Professor Gary S. Gildin addresses threat to constitutional rights in upcoming election for retention of three Pennsylvania Supreme Court justices

He served as a panelist in the program “Big Money, Big Questions: The Future of Pennsylvania’s Supreme Court”

Gary S. Gildin
Gary S. Gildin

CARLISLE, Pa.—Professor Gary S. Gildin served as a panelist in the program “Big Money, Big Questions: The Future of Pennsylvania’s Supreme Court,” sponsored by the Carlisle and Dickinson College branches of the American Association of University Women.

Gildin argued that the threat level in the current retention election for three Justices of the Pennsylvania Supreme Court is highest for individual constitutional rights. Structurally, in the best of circumstances, retention elections are an obstacle to non-partisan decision-making, especially for anti-majoritarian rights.

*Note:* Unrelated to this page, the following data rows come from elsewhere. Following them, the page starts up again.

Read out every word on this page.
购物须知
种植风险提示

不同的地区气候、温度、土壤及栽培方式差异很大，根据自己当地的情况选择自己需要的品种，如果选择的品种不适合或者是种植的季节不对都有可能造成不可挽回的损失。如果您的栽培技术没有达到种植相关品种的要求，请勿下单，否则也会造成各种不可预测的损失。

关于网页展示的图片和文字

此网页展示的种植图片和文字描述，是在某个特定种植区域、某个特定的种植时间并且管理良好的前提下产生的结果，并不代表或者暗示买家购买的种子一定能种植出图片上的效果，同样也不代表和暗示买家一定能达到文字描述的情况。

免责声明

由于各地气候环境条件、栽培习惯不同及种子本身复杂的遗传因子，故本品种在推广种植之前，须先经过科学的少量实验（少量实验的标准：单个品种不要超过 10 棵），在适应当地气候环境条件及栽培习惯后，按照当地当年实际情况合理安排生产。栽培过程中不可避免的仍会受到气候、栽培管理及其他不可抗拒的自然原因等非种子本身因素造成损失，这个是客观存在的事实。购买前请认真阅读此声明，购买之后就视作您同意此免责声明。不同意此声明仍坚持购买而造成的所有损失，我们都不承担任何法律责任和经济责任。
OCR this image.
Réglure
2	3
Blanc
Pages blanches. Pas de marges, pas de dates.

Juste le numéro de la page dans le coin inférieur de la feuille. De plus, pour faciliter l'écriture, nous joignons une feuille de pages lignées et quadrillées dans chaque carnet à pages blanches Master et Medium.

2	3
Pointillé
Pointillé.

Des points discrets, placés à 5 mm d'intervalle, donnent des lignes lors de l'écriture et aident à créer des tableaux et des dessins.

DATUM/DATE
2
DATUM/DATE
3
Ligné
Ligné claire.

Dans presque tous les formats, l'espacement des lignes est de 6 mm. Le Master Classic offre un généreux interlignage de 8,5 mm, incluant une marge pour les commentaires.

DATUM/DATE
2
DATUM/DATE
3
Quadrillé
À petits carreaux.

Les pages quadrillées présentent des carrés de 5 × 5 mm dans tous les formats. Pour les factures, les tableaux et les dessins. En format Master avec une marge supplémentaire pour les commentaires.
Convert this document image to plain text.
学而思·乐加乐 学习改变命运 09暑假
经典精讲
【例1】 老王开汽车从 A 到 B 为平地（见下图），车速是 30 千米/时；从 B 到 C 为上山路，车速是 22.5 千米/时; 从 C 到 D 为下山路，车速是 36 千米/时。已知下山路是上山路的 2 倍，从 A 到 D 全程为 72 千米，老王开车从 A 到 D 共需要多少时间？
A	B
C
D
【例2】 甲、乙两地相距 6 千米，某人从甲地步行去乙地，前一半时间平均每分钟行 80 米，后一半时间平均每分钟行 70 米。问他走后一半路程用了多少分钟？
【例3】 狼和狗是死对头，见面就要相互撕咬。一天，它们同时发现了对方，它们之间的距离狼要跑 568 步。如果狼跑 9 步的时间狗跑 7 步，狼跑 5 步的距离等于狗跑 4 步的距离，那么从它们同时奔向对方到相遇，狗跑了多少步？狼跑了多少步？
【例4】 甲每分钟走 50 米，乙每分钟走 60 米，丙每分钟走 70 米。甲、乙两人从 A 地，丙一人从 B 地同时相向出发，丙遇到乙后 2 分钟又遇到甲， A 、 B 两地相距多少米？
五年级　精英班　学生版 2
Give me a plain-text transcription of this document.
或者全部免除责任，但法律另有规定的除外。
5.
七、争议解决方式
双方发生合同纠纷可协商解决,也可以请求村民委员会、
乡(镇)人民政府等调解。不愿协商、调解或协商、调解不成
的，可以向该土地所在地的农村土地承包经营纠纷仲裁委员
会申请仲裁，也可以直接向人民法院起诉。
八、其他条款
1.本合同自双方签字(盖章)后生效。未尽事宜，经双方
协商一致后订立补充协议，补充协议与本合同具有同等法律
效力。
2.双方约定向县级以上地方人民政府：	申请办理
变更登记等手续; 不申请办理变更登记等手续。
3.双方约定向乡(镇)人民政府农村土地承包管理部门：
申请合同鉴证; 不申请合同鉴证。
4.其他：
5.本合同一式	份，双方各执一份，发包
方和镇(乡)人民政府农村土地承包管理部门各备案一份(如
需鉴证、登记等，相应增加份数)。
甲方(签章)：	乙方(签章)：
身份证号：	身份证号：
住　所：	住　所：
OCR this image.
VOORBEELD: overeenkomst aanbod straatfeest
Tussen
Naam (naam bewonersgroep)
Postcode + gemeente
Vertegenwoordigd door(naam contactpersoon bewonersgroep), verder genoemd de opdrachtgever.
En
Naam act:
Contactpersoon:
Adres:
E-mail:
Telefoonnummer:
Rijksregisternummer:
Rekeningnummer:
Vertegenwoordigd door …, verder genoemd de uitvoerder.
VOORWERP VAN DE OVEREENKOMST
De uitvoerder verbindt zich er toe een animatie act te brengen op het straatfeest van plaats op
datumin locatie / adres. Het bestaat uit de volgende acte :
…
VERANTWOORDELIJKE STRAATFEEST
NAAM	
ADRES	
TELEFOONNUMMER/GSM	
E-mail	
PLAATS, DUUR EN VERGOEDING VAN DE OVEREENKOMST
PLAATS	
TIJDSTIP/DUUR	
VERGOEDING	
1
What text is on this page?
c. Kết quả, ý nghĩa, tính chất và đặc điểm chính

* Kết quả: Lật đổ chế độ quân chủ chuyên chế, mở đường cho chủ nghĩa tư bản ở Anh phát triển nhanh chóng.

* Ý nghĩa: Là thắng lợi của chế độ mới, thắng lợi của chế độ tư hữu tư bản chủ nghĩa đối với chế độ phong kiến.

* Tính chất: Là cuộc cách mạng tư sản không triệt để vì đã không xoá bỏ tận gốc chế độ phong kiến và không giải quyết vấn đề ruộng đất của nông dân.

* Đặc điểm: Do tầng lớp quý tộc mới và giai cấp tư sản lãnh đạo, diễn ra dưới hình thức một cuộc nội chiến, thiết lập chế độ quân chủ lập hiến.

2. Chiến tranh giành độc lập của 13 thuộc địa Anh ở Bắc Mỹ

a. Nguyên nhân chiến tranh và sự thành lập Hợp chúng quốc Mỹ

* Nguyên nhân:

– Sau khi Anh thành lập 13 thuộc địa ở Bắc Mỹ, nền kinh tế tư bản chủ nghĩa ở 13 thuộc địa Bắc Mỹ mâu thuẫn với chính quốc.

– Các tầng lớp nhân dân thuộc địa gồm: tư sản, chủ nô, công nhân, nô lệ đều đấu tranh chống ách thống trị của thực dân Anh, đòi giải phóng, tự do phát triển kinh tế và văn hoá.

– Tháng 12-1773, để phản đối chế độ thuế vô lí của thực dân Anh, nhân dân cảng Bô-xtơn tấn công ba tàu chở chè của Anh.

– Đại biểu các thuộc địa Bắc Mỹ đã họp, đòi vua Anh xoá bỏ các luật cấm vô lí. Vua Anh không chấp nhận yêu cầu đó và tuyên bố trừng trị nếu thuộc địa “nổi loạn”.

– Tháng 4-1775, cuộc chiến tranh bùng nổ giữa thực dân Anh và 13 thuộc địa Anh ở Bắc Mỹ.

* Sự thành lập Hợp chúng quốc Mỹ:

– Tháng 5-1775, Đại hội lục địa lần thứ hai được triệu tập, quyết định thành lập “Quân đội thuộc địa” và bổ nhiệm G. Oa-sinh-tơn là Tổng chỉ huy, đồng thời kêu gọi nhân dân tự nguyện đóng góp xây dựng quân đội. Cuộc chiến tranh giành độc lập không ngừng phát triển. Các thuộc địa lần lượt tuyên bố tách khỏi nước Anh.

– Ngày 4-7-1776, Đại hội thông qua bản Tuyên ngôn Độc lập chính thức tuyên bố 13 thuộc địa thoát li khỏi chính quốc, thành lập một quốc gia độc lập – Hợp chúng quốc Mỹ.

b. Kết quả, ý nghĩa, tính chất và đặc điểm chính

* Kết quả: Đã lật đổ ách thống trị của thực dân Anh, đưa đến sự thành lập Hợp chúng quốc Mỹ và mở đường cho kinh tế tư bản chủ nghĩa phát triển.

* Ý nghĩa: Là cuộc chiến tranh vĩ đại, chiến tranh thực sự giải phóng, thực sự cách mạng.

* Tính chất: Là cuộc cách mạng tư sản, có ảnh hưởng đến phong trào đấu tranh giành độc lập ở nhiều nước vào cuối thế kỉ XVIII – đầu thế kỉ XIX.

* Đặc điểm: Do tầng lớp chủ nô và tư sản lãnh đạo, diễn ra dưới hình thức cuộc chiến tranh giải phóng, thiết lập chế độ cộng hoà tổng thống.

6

Gildin offered that the current retention election poses a situational threat to safeguarding constitutional rights because of the confluence of five forces: 1) The politicization of the federal judiciary, with rights-minimizing interpretive theories of originalism and textualism, has thrust state courts enforcing rights protected by state constitutions to the frontline as the protectorate of civil liberties; 2) The political stakes, with three Supreme Court justices up for retention in a court that currently has a 5-2 majority of justices originally elected as Democrats; 3) An off-cycle election year lacking races that will turn out large numbers of voters; 4) Infusion of vast sums of outside money aimed at defeating retention; and 5) Misleading advertising directed at an already-polarized electorate that confirms existing belief-systems and provokes outrage.


Professor Gary S. Gildin teaches Civil Liberties Litigation as well as Protection of Individual Rights Under State Constitutions. He is the author of “Religious Freedom Under Article I Sections 3 and 4 of the Pennsylvania Constitution,” published in The Pennsylvania Constitution: A Treatise on Individual Rights and Liberties, Ken Gormley and Joy G. McNally eds. (Second Edition 2020) and contributed to the Brief of Amici Curiae Law Professors David S. Cohen, Gary S. Gildin, Seth F. Kreimer, Jules Lobel, Robert Reinstein in William Penn School District et al. v. Pennsylvania Department of Education et al., No. 587 M.D. 2014 (Commonwealth Court of Pennsylvania), in which Judge Renee Cohn Jubelirer ruled that the system of funding public education violated the fundamental right to meaningful education under Pennsylvania Constitution.